Robert and a designer he knew in Australia cooked up another idea using the words “Who is the Doctor” to make up the form of the TARDIS as well.
Rachel came back to us and indicated the preferred option was #2, and so Natalie was set to work on it. Here’s an early doodle from Natalie indicating where the type would go:

At some point Natalie (or Rachel or someone else) suggested using Matt Smith’s eleventh Doctor as the sihlouette. We were fine with this as he is the current Doctor.
Eventually came the first stab at a cover by Natalie:

Which we more or less loved. We just had a few tweaks in terms of moving the subtitle so it didn’t amputate the Doctor’s leg, and elongating and foreshortening the Doctor’s arms so it looked as though the Doctor was running forward (as opposed to what we all called “the Judd Nelson Breakfast Club stance”). Because I’m a visual guy, I showed how these tweaks could be made in photoshop:

Robert and his Australian designer friend suggested some font changes just to make it look fresher. We breathed easy.

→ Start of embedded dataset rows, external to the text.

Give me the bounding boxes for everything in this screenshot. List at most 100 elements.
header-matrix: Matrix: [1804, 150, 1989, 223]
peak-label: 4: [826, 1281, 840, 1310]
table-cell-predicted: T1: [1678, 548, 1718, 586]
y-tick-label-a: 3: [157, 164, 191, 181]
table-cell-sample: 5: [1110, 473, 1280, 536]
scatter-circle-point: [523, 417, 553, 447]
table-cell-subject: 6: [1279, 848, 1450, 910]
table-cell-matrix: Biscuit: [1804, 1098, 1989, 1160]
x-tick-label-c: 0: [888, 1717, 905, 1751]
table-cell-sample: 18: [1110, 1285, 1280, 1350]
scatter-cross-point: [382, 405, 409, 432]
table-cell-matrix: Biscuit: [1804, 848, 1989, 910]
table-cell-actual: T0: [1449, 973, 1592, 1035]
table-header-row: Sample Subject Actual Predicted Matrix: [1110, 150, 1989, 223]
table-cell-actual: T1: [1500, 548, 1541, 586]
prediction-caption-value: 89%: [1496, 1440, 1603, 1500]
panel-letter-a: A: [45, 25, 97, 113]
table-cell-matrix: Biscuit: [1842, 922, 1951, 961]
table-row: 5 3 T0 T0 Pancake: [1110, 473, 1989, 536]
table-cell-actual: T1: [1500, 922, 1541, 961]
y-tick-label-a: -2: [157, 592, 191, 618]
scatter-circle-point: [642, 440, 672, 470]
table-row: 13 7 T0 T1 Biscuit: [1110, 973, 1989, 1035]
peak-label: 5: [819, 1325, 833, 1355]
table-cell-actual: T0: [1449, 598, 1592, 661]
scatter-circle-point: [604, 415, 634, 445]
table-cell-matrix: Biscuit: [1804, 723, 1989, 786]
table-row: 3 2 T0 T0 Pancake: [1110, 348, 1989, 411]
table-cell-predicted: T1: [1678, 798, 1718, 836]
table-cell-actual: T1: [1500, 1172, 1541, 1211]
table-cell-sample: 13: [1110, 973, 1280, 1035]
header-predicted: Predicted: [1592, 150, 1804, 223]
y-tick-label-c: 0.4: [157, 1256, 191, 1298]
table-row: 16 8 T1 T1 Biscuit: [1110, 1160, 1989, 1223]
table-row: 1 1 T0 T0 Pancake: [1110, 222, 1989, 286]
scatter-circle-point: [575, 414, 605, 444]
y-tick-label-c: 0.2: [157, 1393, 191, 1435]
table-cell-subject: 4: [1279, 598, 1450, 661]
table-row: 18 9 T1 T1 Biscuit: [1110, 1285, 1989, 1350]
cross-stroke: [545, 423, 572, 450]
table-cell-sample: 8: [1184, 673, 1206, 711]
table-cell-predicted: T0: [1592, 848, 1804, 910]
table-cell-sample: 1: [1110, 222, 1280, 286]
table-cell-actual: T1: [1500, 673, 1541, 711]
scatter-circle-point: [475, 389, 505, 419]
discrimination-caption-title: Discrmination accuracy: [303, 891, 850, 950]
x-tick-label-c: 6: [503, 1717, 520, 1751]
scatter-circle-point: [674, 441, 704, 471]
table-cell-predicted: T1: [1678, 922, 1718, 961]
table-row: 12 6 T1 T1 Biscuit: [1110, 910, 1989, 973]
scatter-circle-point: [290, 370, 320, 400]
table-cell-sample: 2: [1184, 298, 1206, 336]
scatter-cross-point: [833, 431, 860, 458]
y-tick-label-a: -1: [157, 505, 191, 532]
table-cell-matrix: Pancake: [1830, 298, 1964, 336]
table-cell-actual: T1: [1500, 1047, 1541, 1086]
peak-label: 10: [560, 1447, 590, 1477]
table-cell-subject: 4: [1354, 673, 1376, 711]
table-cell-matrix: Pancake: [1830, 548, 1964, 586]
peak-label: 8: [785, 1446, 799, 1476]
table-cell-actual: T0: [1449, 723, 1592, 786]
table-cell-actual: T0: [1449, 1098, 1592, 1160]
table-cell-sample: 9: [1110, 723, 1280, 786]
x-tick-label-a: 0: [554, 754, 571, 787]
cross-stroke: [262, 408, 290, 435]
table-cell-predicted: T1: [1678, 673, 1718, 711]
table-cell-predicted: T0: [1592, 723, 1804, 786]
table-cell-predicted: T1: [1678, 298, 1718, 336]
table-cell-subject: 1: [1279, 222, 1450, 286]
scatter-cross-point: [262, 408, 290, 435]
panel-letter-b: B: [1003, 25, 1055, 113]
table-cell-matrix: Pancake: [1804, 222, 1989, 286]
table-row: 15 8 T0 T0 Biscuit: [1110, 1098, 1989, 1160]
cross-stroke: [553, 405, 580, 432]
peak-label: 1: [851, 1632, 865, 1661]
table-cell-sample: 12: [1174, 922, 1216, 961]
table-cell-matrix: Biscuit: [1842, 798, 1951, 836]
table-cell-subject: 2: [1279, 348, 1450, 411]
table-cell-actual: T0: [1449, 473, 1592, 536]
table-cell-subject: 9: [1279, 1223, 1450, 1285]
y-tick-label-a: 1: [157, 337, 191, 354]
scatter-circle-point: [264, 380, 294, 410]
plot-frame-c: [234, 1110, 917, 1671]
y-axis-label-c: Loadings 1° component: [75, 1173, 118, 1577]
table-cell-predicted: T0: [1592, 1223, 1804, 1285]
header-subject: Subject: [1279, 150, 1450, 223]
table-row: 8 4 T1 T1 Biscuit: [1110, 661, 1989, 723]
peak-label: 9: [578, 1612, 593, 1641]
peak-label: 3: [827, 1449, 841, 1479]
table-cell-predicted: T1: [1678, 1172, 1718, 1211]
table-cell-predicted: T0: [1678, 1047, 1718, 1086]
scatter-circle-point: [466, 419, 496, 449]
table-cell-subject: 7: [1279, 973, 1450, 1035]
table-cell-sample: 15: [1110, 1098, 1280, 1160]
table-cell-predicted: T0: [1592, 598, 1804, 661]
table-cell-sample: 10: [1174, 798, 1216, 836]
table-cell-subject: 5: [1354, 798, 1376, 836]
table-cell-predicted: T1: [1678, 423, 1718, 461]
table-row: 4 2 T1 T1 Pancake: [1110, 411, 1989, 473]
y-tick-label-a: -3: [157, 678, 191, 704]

We were some minor tweaks away from the finish line…
And then…
Our editor Jen called me a couple of weeks later. (By now it was late July and we were editing the book). Potential book covers are reviewed by booksellers for feedback, and the feedback wasn’t good. It was felt Matt Smith’s Doctor shouldn’t be on there alone and that the other New Series Doctors should be there too. (A week or too later I had cause to seethe when they released a promo image for Series 6b with Matt Smith now wearing a trenchcoat. If we had stuck with the “generic Doctor in great coat” idea it really could have been any of them!) They weren’t wild about the font and wanted something more “Doctor Who” like. So the existing cover design was scrapped. Having covers nixed by the booksellers at this stage is apparently a common occurence so I was told not to take it personally.
But I was asked if I had any ideas that could salvage what was there but also using the other Doctors. So I got on to Photoshop and I doodled. And with some rough-and-ready sihlouetting of Tennant and Eccleston using various photographs I came up with this in a couple of hours:

ECW’s art director Rachel liked it a lot, though she wondered if we could lose the TARDIS now as it was a bit cluttered (which I didn’t oppose). She also sent me a screencap of the time vortex from the opening credits and wondered if we could use that as a background, so I obliged her using a blowup of the screencap.

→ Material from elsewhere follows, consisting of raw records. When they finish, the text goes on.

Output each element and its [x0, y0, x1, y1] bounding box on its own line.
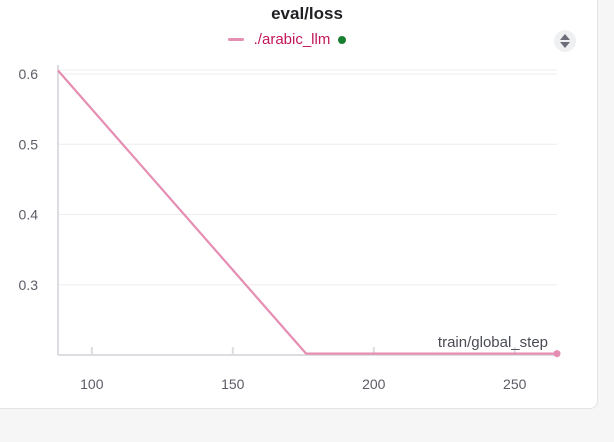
chevron-up-down-icon [560, 34, 570, 48]
axes [57, 65, 557, 356]
grid-lines [58, 69, 557, 286]
x-tick-label: 200 [362, 376, 386, 392]
x-tick-label: 150 [221, 376, 245, 392]
x-tick-label: 250 [503, 376, 527, 392]
chart-title: eval/loss [271, 4, 343, 23]
x-tick-label: 100 [80, 376, 104, 392]
y-axis-ticks: 0.3 0.4 0.5 0.6 [19, 66, 39, 293]
x-axis-label: train/global_step [438, 334, 548, 351]
panel-menu-button[interactable] [554, 30, 576, 52]
legend[interactable]: ./arabic_llm [0, 31, 574, 48]
chart-panel [0, 0, 598, 409]
series-end-point[interactable] [553, 350, 561, 358]
y-tick-label: 0.4 [19, 207, 39, 223]
legend-series-label: ./arabic_llm [253, 31, 331, 48]
y-tick-label: 0.3 [19, 277, 39, 293]
series-line[interactable] [57, 69, 557, 355]
series-lines [57, 69, 561, 358]
y-tick-label: 0.6 [19, 66, 39, 82]
y-tick-label: 0.5 [19, 136, 39, 152]
legend-swatch [227, 38, 244, 41]
run-status-dot [338, 35, 347, 44]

A few weeks later we got back Natalie’s version, which realized everything beautifully with her own take on it. With some minor tweaking (mostly the size of the title. Natalie in the meantime found a “Doctor Who font”—Assiduous, once the main font for Doctor Who brand during the late ‘90s, and still being used on the Classic Doctor Who DVD range!) And this is what we have. I’ve taken to calling it, affectionately, the “Charlie’s Angels” cover. Here it is in its final form, complete with highlight from our Neil Gaiman back cover blurb:

It’s even better when you see the book for real!